Even so it is in the language of man, and in that of nature. The sound sun, or the figures s, u, n, are purely arbitrary modes of recalling the object, and for visual mere objects they are not only sufficient, but have infinite advantages from their very nothingness per se. But the language
of nature is a subordinate Logos, that was in the beginning, and was with the thing it represented, and was the thing it represented.

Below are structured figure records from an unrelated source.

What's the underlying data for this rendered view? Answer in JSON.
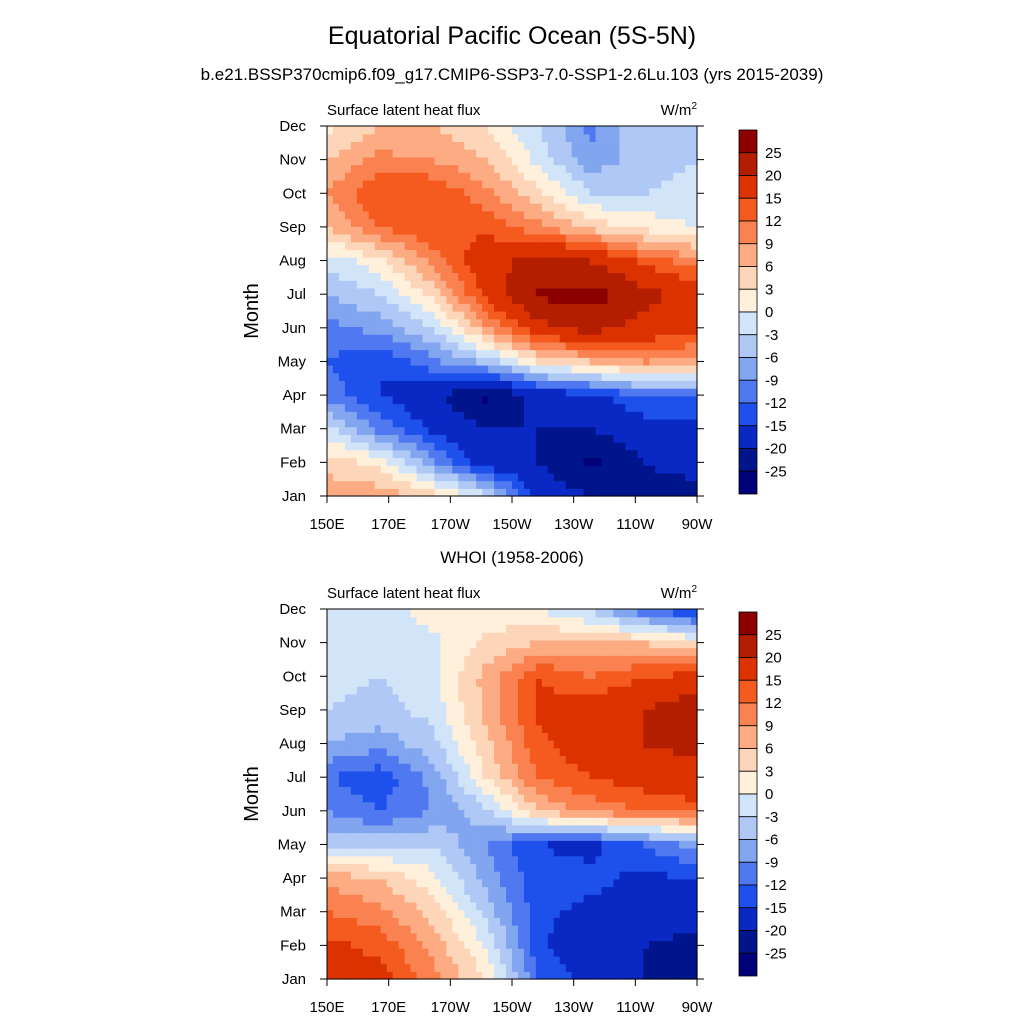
{
  "page": {
    "title": "Equatorial Pacific Ocean (5S-5N)",
    "subtitle": "b.e21.BSSP370cmip6.f09_g17.CMIP6-SSP3-7.0-SSP1-2.6Lu.103 (yrs 2015-2039)",
    "panel2_title": "WHOI (1958-2006)"
  },
  "chart_data": [
    {
      "type": "heatmap",
      "name": "model",
      "left_label": "Surface latent heat flux",
      "right_label": "W/m",
      "right_label_sup": "2",
      "ylabel": "Month",
      "x_ticks": [
        "150E",
        "170E",
        "170W",
        "150W",
        "130W",
        "110W",
        "90W"
      ],
      "y_ticks": [
        "Jan",
        "Feb",
        "Mar",
        "Apr",
        "May",
        "Jun",
        "Jul",
        "Aug",
        "Sep",
        "Oct",
        "Nov",
        "Dec"
      ],
      "x_range": [
        "150E",
        "90W"
      ],
      "y_range": [
        "Jan",
        "Dec"
      ],
      "colorbar_labels": [
        "25",
        "20",
        "15",
        "12",
        "9",
        "6",
        "3",
        "0",
        "-3",
        "-6",
        "-9",
        "-12",
        "-15",
        "-20",
        "-25"
      ],
      "colorbar_colors": [
        "#8c0000",
        "#b41e00",
        "#dc3200",
        "#f55a1e",
        "#fa8250",
        "#fcab82",
        "#fdd6b9",
        "#fff0dc",
        "#d2e4f8",
        "#b0c8f5",
        "#82a5f0",
        "#5078f0",
        "#1e50eb",
        "#0a28c3",
        "#00148c",
        "#000078"
      ],
      "z_grid": [
        [
          8,
          8,
          5,
          -2,
          -16,
          -20,
          -22,
          -22
        ],
        [
          5,
          2,
          -8,
          -17,
          -20,
          -26,
          -20,
          -18
        ],
        [
          -2,
          -10,
          -16,
          -20,
          -20,
          -20,
          -17,
          -16
        ],
        [
          -10,
          -15,
          -18,
          -26,
          -18,
          -16,
          -12,
          -12
        ],
        [
          -12,
          -15,
          -10,
          -5,
          3,
          6,
          9,
          8
        ],
        [
          -10,
          -8,
          -3,
          8,
          18,
          22,
          18,
          16
        ],
        [
          -6,
          -3,
          4,
          16,
          26,
          27,
          22,
          18
        ],
        [
          -2,
          2,
          10,
          18,
          22,
          20,
          14,
          10
        ],
        [
          6,
          12,
          15,
          14,
          10,
          5,
          2,
          0
        ],
        [
          9,
          15,
          15,
          10,
          4,
          -3,
          -3,
          -2
        ],
        [
          6,
          10,
          9,
          6,
          -1,
          -8,
          -4,
          -3
        ],
        [
          2,
          6,
          6,
          3,
          -3,
          -10,
          -3,
          -3
        ]
      ]
    },
    {
      "type": "heatmap",
      "name": "observations",
      "left_label": "Surface latent heat flux",
      "right_label": "W/m",
      "right_label_sup": "2",
      "ylabel": "Month",
      "x_ticks": [
        "150E",
        "170E",
        "170W",
        "150W",
        "130W",
        "110W",
        "90W"
      ],
      "y_ticks": [
        "Jan",
        "Feb",
        "Mar",
        "Apr",
        "May",
        "Jun",
        "Jul",
        "Aug",
        "Sep",
        "Oct",
        "Nov",
        "Dec"
      ],
      "x_range": [
        "150E",
        "90W"
      ],
      "y_range": [
        "Jan",
        "Dec"
      ],
      "colorbar_labels": [
        "25",
        "20",
        "15",
        "12",
        "9",
        "6",
        "3",
        "0",
        "-3",
        "-6",
        "-9",
        "-12",
        "-15",
        "-20",
        "-25"
      ],
      "colorbar_colors": [
        "#8c0000",
        "#b41e00",
        "#dc3200",
        "#f55a1e",
        "#fa8250",
        "#fcab82",
        "#fdd6b9",
        "#fff0dc",
        "#d2e4f8",
        "#b0c8f5",
        "#82a5f0",
        "#5078f0",
        "#1e50eb",
        "#0a28c3",
        "#00148c",
        "#000078"
      ],
      "z_grid": [
        [
          15,
          17,
          10,
          3,
          -12,
          -16,
          -20,
          -24
        ],
        [
          16,
          14,
          8,
          0,
          -14,
          -20,
          -20,
          -22
        ],
        [
          12,
          10,
          5,
          -4,
          -14,
          -16,
          -16,
          -17
        ],
        [
          8,
          6,
          1,
          -7,
          -14,
          -14,
          -16,
          -15
        ],
        [
          -4,
          -4,
          -3,
          -9,
          -15,
          -16,
          -12,
          -8
        ],
        [
          -9,
          -12,
          -9,
          -4,
          6,
          10,
          12,
          13
        ],
        [
          -12,
          -14,
          -8,
          3,
          12,
          15,
          17,
          19
        ],
        [
          -6,
          -8,
          -4,
          5,
          14,
          18,
          20,
          21
        ],
        [
          -3,
          -4,
          -2,
          7,
          16,
          17,
          20,
          24
        ],
        [
          -2,
          -3,
          -1,
          7,
          15,
          12,
          15,
          16
        ],
        [
          -3,
          -3,
          -1,
          4,
          6,
          7,
          6,
          3
        ],
        [
          -2,
          -2,
          2,
          1,
          0,
          -4,
          -12,
          -16
        ]
      ]
    }
  ]
}
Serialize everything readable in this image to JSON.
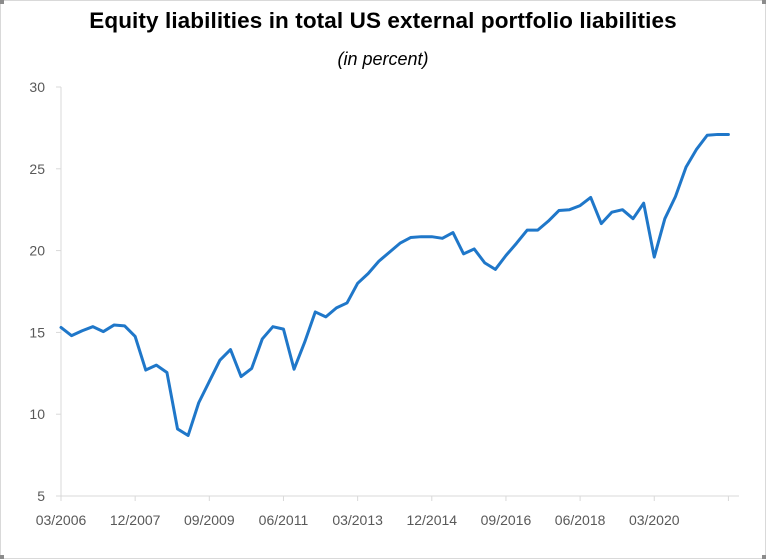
{
  "chart_data": {
    "type": "line",
    "title": "Equity liabilities in total US external portfolio liabilities",
    "subtitle": "(in percent)",
    "xlabel": "",
    "ylabel": "",
    "ylim": [
      5,
      30
    ],
    "yticks": [
      5,
      10,
      15,
      20,
      25,
      30
    ],
    "xtick_labels": [
      "03/2006",
      "12/2007",
      "09/2009",
      "06/2011",
      "03/2013",
      "12/2014",
      "09/2016",
      "06/2018",
      "03/2020"
    ],
    "grid": false,
    "line_color": "#1f77c9",
    "series": [
      {
        "x": [
          "03/2006",
          "06/2006",
          "09/2006",
          "12/2006",
          "03/2007",
          "06/2007",
          "09/2007",
          "12/2007",
          "03/2008",
          "06/2008",
          "09/2008",
          "12/2008",
          "03/2009",
          "06/2009",
          "09/2009",
          "12/2009",
          "03/2010",
          "06/2010",
          "09/2010",
          "12/2010",
          "03/2011",
          "06/2011",
          "09/2011",
          "12/2011",
          "03/2012",
          "06/2012",
          "09/2012",
          "12/2012",
          "03/2013",
          "06/2013",
          "09/2013",
          "12/2013",
          "03/2014",
          "06/2014",
          "09/2014",
          "12/2014",
          "03/2015",
          "06/2015",
          "09/2015",
          "12/2015",
          "03/2016",
          "06/2016",
          "09/2016",
          "12/2016",
          "03/2017",
          "06/2017",
          "09/2017",
          "12/2017",
          "03/2018",
          "06/2018",
          "09/2018",
          "12/2018",
          "03/2019",
          "06/2019",
          "09/2019",
          "12/2019",
          "03/2020",
          "06/2020",
          "09/2020",
          "12/2020",
          "03/2021",
          "06/2021",
          "09/2021",
          "12/2021"
        ],
        "values": [
          15.3,
          14.8,
          15.1,
          15.35,
          15.05,
          15.45,
          15.4,
          14.75,
          12.7,
          13.0,
          12.55,
          9.1,
          8.7,
          10.7,
          12.0,
          13.3,
          13.95,
          12.3,
          12.8,
          14.6,
          15.35,
          15.2,
          12.75,
          14.4,
          16.25,
          15.95,
          16.5,
          16.8,
          18.0,
          18.6,
          19.35,
          19.9,
          20.45,
          20.8,
          20.85,
          20.85,
          20.75,
          21.1,
          19.8,
          20.1,
          19.25,
          18.85,
          19.7,
          20.45,
          21.25,
          21.25,
          21.8,
          22.45,
          22.5,
          22.75,
          23.25,
          21.65,
          22.35,
          22.5,
          21.95,
          22.9,
          19.6,
          21.95,
          23.3,
          25.1,
          26.2,
          27.05,
          27.1,
          27.1
        ]
      }
    ]
  }
}
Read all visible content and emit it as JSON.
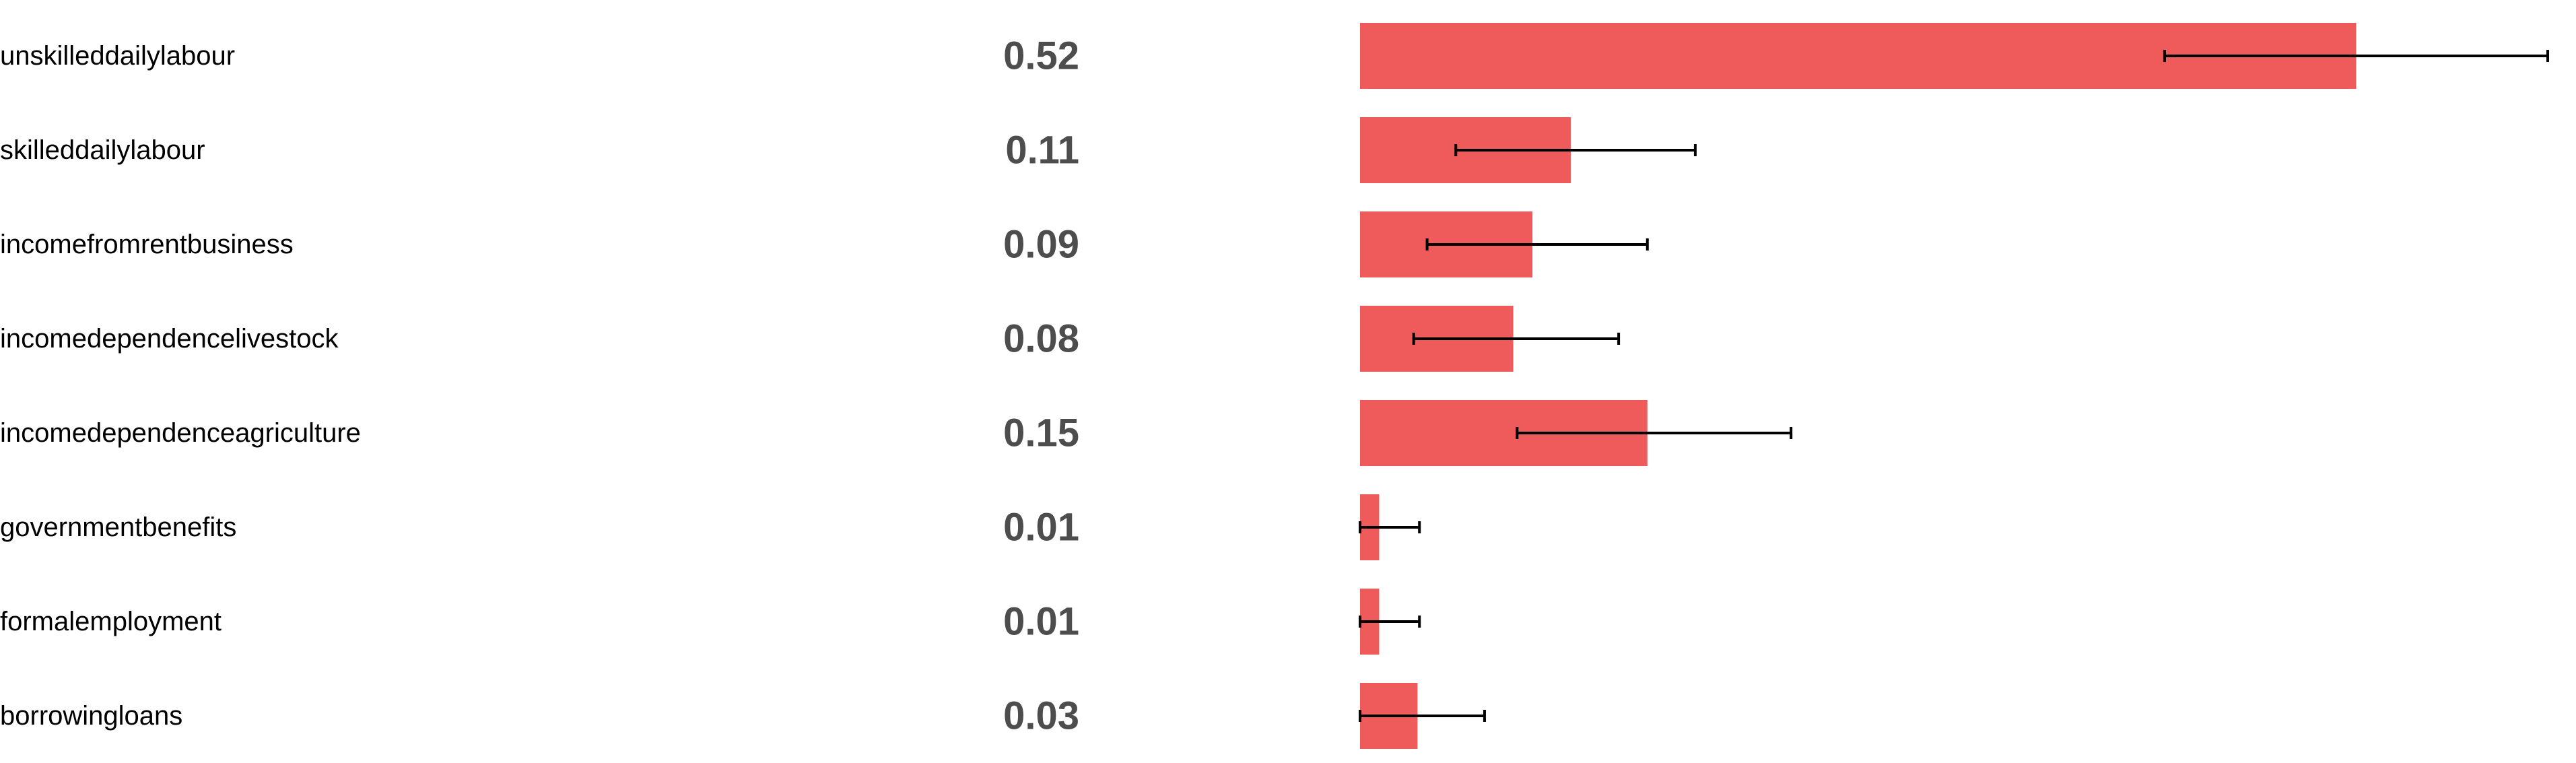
{
  "chart_data": {
    "type": "bar",
    "orientation": "horizontal",
    "title": "",
    "xlabel": "",
    "ylabel": "",
    "categories": [
      "unskilleddailylabour",
      "skilleddailylabour",
      "incomefromrentbusiness",
      "incomedependencelivestock",
      "incomedependenceagriculture",
      "governmentbenefits",
      "formalemployment",
      "borrowingloans"
    ],
    "value_labels": [
      "0.52",
      "0.11",
      "0.09",
      "0.08",
      "0.15",
      "0.01",
      "0.01",
      "0.03"
    ],
    "values": [
      0.52,
      0.11,
      0.09,
      0.08,
      0.15,
      0.01,
      0.01,
      0.03
    ],
    "error_low": [
      0.42,
      0.05,
      0.035,
      0.028,
      0.082,
      0.0,
      0.0,
      0.0
    ],
    "error_high": [
      0.62,
      0.175,
      0.15,
      0.135,
      0.225,
      0.031,
      0.031,
      0.065
    ],
    "xlim": [
      0,
      0.62
    ],
    "grid": false,
    "legend": "none",
    "bar_color": "#ef5a5b",
    "error_color": "#000000",
    "label_color": "#000000",
    "value_color": "#4d4d4d"
  }
}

Now the language of Shakspeare, in his Lear for instance, is a something intermediate between these two; or rather it is the former blended with the latter,--the arbitrary, not merely recalling the cold notion of the thing, but expressing the reality of it, and, as arbitrary language is an heir-loom of the human race, being itself a part of that which it manifests. What shall I deduce from the preceding positions ? Even this,—the appropriate, the never to be too much valued advantage of the theatre, if only the actors were what we know they have been,-a delightful, yet most effectual remedy for this dead palsy of the public mind. What would appear mad or ludicrous in a book, when presented to the senses under the form of reality, and with the truth of nature, supplies a species of actual experience. This is indeed the special privilege of a great actor over a great poet. No part was ever played in perfection, but nature justified herself in the hearts of all her children, in what state soever they were, short of absolute moral exhaustion, or downright stupidity. There is no time given to ask? questions, or to pass judgments; we are taken by storm, and, though in the histrionic art many a clumsy counterfeit, by caricature of one or two features, may gain applause as a fine likeness, yet never was the very thing rejected as a counterfeit.